Et qui donc a inventé la prévoyance vieillesse pour tous?
Sous le chancelier Otto von Bismarck, le Reichstag allemand a adopté en 1889 la première assurance de rentes légale. La démarche était certes historique, mais elle avait surtout vocation à agir comme un tranquillisant sur une main-d’œuvre ouvrière en revendication.

Dans quelle mesure, un tranquillisant?
A l’époque, il n’était pas encore question d’une prévoyance vieillesse garantissant le minimum vital. Non seulement les rentes étaient modestes, mais elles n’étaient versées au début qu’après 70 ans révolus, alors que l’espérance de vie moyenne n’était que de 55 ans, et encore moins pour les travailleurs les plus pauvres. Seule une minorité d’entre eux pouvait à l’époque bénéficier de ces rentes.

A partir de quand une rente de vieillesse digne de ce nom s’est-elle mise en place?
Durant l’entre-deux-guerres, de nombreux pays industrialisés – comme la France en 1930 ou les Etats-Unis en 1935 – ont mis en place des assurances vieillesse. Mais ce n’est que dans l’immédiate après-guerre qu’elles se sont étendues à l’ensemble de la population.
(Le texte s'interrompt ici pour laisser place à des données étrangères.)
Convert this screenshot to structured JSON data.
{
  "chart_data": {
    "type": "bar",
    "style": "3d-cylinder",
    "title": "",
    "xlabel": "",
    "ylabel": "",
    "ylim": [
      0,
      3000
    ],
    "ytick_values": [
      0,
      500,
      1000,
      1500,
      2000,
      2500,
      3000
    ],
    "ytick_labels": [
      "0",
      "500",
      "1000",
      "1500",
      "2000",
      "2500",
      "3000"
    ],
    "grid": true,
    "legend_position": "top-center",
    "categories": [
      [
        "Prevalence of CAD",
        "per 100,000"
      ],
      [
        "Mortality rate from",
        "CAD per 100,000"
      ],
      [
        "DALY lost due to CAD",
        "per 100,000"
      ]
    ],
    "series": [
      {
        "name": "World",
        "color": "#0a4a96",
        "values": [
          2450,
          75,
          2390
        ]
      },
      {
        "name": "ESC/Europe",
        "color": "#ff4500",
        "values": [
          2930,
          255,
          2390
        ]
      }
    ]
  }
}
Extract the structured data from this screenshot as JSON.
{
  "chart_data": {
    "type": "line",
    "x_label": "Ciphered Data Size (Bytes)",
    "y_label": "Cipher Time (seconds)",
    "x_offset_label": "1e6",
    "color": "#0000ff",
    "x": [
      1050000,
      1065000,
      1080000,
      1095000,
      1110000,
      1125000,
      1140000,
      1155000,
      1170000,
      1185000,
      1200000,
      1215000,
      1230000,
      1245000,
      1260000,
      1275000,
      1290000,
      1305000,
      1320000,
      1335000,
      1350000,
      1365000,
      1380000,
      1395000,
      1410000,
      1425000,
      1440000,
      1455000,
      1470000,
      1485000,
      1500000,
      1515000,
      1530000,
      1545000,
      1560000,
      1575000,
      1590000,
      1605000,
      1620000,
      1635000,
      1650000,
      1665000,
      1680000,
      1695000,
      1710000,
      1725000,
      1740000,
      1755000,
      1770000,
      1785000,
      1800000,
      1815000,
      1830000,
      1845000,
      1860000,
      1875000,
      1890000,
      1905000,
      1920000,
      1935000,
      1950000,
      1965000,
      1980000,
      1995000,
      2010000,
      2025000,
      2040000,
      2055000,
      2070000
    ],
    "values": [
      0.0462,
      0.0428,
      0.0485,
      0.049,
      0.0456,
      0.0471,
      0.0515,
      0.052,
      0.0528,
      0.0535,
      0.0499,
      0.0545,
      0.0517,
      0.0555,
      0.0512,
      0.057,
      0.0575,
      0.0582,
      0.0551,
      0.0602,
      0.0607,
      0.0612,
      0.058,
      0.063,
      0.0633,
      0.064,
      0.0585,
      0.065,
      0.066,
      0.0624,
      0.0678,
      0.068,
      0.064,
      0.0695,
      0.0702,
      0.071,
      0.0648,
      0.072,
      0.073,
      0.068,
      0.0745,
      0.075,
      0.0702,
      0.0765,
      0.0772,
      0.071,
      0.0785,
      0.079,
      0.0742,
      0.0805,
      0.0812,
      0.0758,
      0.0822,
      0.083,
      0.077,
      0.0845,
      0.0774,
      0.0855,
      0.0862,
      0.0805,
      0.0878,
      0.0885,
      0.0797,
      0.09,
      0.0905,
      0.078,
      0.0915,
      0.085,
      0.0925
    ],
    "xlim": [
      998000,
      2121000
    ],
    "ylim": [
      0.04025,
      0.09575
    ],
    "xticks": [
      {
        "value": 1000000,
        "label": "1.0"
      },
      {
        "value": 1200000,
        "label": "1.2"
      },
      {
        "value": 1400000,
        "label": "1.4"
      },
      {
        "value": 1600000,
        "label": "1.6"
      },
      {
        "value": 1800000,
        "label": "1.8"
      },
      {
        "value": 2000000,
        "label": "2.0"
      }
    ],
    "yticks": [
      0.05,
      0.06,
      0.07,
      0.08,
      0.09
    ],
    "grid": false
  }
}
La mise en place de la prévoyance vieillesse et survivants (AVS) en Suisse en 1948 en est un exemple. Dans le sillage de ces nouveautés, des débats houleux ont immédiatement jailli sur le revenu des personnes âgées.

Qu’est-ce qui a déclenché ces débats?
Le monde avait radicalement changé. Les crises économiques et les deux guerres mondiales ont laissé place à une reprise économique durable, offrant de toutes nouvelles perspectives pour la prévoyance vieillesse. La question s’est alors posée de savoir comment transformer l’assurance de base minimale en un «salaire de vieillesse» afin de permettre aux bénéficiaires de maintenir leur niveau de vie antérieur. Il s’agissait non seulement d’augmenter le montant brut des pensions, mais aussi d’introduire une indexation régulière, à l’instar de ce qui se fait déjà depuis 1957 en Allemagne, afin d’adapter les pensions à l’évolution du coût de la vie.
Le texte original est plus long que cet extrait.